Año Nuevo en Pekín

Postal desde China 

Año Nuevo en Pekín

La plaza de Tiananmen es inmensa. Y además tiene toda la intención de parecerlo. Hay soldados haciendo guardia. Serán los más aparentes del país. También hay mucha policía. Mientras observo cómo vuelan unas cometas, se me acerca un oficial y me indica que le muestre la bolsa, todo lo que tengo en la bolsa.

He llegado esta mañana a Pekín y llevo todo el día de gestiones. Conseguir billetes de tren durante la semana del Año Nuevo chino es para echarse a reír, para no llorar. Son más de dos mil millones de personas, estudiantes, trabajadores, parientes y nostálgicos, que regresan a casa. Añaden nuevos trenes, los vagones van atiborrados, nos comprimimos ante las taquillas y para acceder a los andenes. Y cada vez que me subo a un transporte tengo la sensación de que molesto, porque me equivoco de dirección, pronuncio mal los nombres, no acierto los destinos. Y ellos sonríen, pero no me entienden.
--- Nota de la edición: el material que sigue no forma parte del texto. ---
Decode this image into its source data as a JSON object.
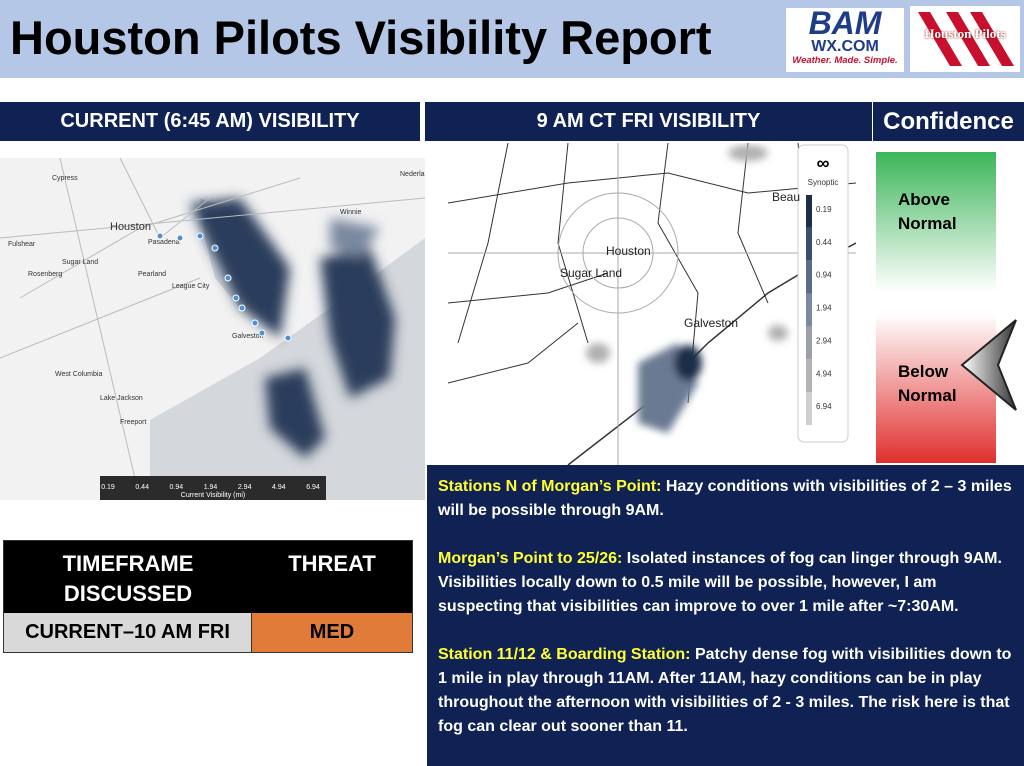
{
  "header": {
    "title": "Houston Pilots Visibility Report",
    "logo_bam": "BAM",
    "logo_wx": "WX.COM",
    "logo_tagline": "Weather. Made. Simple.",
    "logo_pilots": "Houston Pilots"
  },
  "panels": {
    "current": "CURRENT (6:45 AM) VISIBILITY",
    "forecast": "9 AM CT FRI VISIBILITY",
    "confidence": "Confidence"
  },
  "current_map": {
    "places": [
      "Cypress",
      "Houston",
      "Pasadena",
      "Fulshear",
      "Sugar Land",
      "Pearland",
      "Rosenberg",
      "League City",
      "Galveston",
      "West Columbia",
      "Lake Jackson",
      "Freeport",
      "Winnie",
      "Nederland"
    ],
    "legend_values": [
      "0.19",
      "0.44",
      "0.94",
      "1.94",
      "2.94",
      "4.94",
      "6.94"
    ],
    "legend_title": "Current Visibility (mi)"
  },
  "forecast_map": {
    "places": [
      "Houston",
      "Sugar Land",
      "Galveston",
      "Beau"
    ],
    "legend_title": "Synoptic",
    "legend_values": [
      "0.19",
      "0.44",
      "0.94",
      "1.94",
      "2.94",
      "4.94",
      "6.94"
    ]
  },
  "confidence": {
    "above": "Above Normal",
    "below": "Below Normal"
  },
  "table": {
    "header": [
      "TIMEFRAME DISCUSSED",
      "THREAT"
    ],
    "rows": [
      [
        "CURRENT–10 AM FRI",
        "MED"
      ]
    ]
  },
  "notes": [
    {
      "lead": "Stations N of Morgan’s Point:",
      "text": "Hazy conditions with visibilities of 2 – 3 miles will be possible through 9AM."
    },
    {
      "lead": "Morgan’s Point to 25/26:",
      "text": "Isolated instances of fog can linger through 9AM. Visibilities locally down to 0.5 mile will be possible, however, I am suspecting that visibilities can improve to over 1 mile after ~7:30AM."
    },
    {
      "lead": "Station 11/12 & Boarding Station:",
      "text": "Patchy dense fog with visibilities down to 1 mile in play through 11AM. After 11AM, hazy conditions can be in play throughout the afternoon with visibilities of 2 -  3 miles. The risk here is that fog can clear out sooner than 11."
    }
  ]
}
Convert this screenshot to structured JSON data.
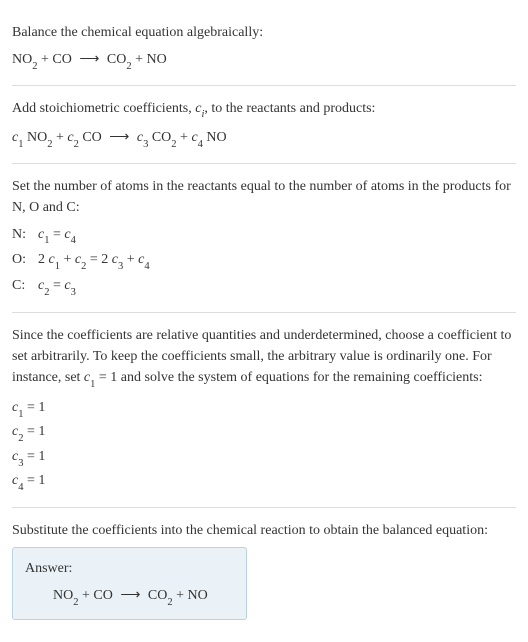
{
  "section1": {
    "title": "Balance the chemical equation algebraically:",
    "eq_r1": "NO",
    "eq_r1_sub": "2",
    "eq_plus1": " + ",
    "eq_r2": "CO",
    "eq_arrow": "⟶",
    "eq_p1": "CO",
    "eq_p1_sub": "2",
    "eq_plus2": " + ",
    "eq_p2": "NO"
  },
  "section2": {
    "title_a": "Add stoichiometric coefficients, ",
    "title_ci": "c",
    "title_ci_sub": "i",
    "title_b": ", to the reactants and products:",
    "c1": "c",
    "c1_sub": "1",
    "r1": " NO",
    "r1_sub": "2",
    "plus1": " + ",
    "c2": "c",
    "c2_sub": "2",
    "r2": " CO",
    "arrow": "⟶",
    "c3": "c",
    "c3_sub": "3",
    "p1": " CO",
    "p1_sub": "2",
    "plus2": " + ",
    "c4": "c",
    "c4_sub": "4",
    "p2": " NO"
  },
  "section3": {
    "title": "Set the number of atoms in the reactants equal to the number of atoms in the products for N, O and C:",
    "rows": [
      {
        "label": "N:",
        "lhs_c": "c",
        "lhs_sub": "1",
        "eq": " = ",
        "rhs_c": "c",
        "rhs_sub": "4"
      },
      {
        "label": "O:",
        "pre1": "2 ",
        "c1": "c",
        "c1_sub": "1",
        "plus1": " + ",
        "c2": "c",
        "c2_sub": "2",
        "eq": " = ",
        "pre2": "2 ",
        "c3": "c",
        "c3_sub": "3",
        "plus2": " + ",
        "c4": "c",
        "c4_sub": "4"
      },
      {
        "label": "C:",
        "lhs_c": "c",
        "lhs_sub": "2",
        "eq": " = ",
        "rhs_c": "c",
        "rhs_sub": "3"
      }
    ]
  },
  "section4": {
    "title_a": "Since the coefficients are relative quantities and underdetermined, choose a coefficient to set arbitrarily. To keep the coefficients small, the arbitrary value is ordinarily one. For instance, set ",
    "set_c": "c",
    "set_sub": "1",
    "set_val": " = 1",
    "title_b": " and solve the system of equations for the remaining coefficients:",
    "coeffs": [
      {
        "c": "c",
        "sub": "1",
        "val": " = 1"
      },
      {
        "c": "c",
        "sub": "2",
        "val": " = 1"
      },
      {
        "c": "c",
        "sub": "3",
        "val": " = 1"
      },
      {
        "c": "c",
        "sub": "4",
        "val": " = 1"
      }
    ]
  },
  "section5": {
    "title": "Substitute the coefficients into the chemical reaction to obtain the balanced equation:",
    "answer_label": "Answer:",
    "eq_r1": "NO",
    "eq_r1_sub": "2",
    "eq_plus1": " + ",
    "eq_r2": "CO",
    "eq_arrow": "⟶",
    "eq_p1": "CO",
    "eq_p1_sub": "2",
    "eq_plus2": " + ",
    "eq_p2": "NO"
  },
  "colors": {
    "text": "#333333",
    "border": "#dddddd",
    "answer_bg": "#eaf2f7",
    "answer_border": "#b8d4e3"
  }
}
Son más de dos mil millones de personas, estudiantes, trabajadores, parientes y nostálgicos, que regresan a casa

Y en Tiananmen podría decir que me he tomado un respiro, que he encontrado horizontes más amplios. Pero será por el contraste, por el frío, por la bruma que me enturbia la cabeza o por la escala desmesurada de la plaza, que me incomoda cierta desazón. Mientras, bajo el cielo verdoso de la tarde, los turistas, la mayoría del país, buscan los mejores fondos para retratarse. El más preciado es la puerta de la Paz Celestial (que es lo que significa Tiananmen). Se levanta al norte, con su amplio pabellón de tejado ondulado plantado sobre la maciza muralla roja, en la que cuelga el retrato de Mao. Cinco pasajes atraviesan su base. El del centro estaba reservado al emperador. Por allí se entra en la ciudad imperial y se va a dar con la Ciudad Prohibida, el palacio levantado a imagen del hogar celeste del emperador celestial.

Pero hoy no visitaré la Ciudad Prohibida. Pide más tiempo y más calma. Miro el mapa. Mi hotel queda apenas dos travesías más al norte. Bordeo la Ciudad Prohibida. La muralla roja oculta los mil edificios que protege. Solo despunta algún tejado amarillo. Y camino un buen rato, porque el paño de muralla se extiende casi un kilómetro. La segunda travesía puedo recorrerla por un parque, con un lago que, sin remilgos, bautizaron como Beihai (mar del norte). Lo horadaron durante el mandato del segundo emperador Ming, cuando fijó la capital aquí. No se andaba con chiquitas, y puso a más de un millón de personas a trabajar. La tierra que removieron se amontonó en la colina del Carbón. El feng shui dictaba que había que proteger la Ciudad Prohibida de los vientos del norte, y ahí levantaron ese cerro de cuarenta metros de altura. Que también sirvió de escenario para cerrar la dinastía, porque es donde, tras ver caer todo su imperio, fue a sacarse la vida el último emperador Ming.

La Ciudad Prohibida de Pekín en pleno invierno

La Ciudad Prohibida de Pekín en pleno invierno

Getty Images/iStockphoto

Con los últimos suspiros del sol, el frío se deja de cortesías y ataca a mandíbula batiente. Voy cerrando capas, ajusto mangas, me calo el gorro, me ciño la bufanda. No sé cómo aguantan esos señores que han horadado el hielo que cubre el lago para dejar caer el sedal y esperar que pique algún pez. Más oportunas me parecen las dos muchachas que, con unos patines en los pies, trazan piruetas. No puedo detenerme a admirarlas. Necesito alcanzar algún interior caldeado y recuperar energía, que no será en del hotel, porque su comedor está cerrado.

Corro hasta un restaurante. Hoy, pato laqueado. Además del jugo, de las tortillas o crepes de arroz, la carne y la piel crujiente, me sirven la cabeza del ave y también me dejan sobre la mesa una bolsa con su esqueleto. Salgo repuesto, preparado para afrontar lo que venga de Mongolia, aunque el termómetro indique dieciséis grados bajo cero. Un hombre que se acurruca contra la pared del restaurante acepta la bolsa con la osamenta del pato. Y estallan los petardos que espantarán a los malos espíritus.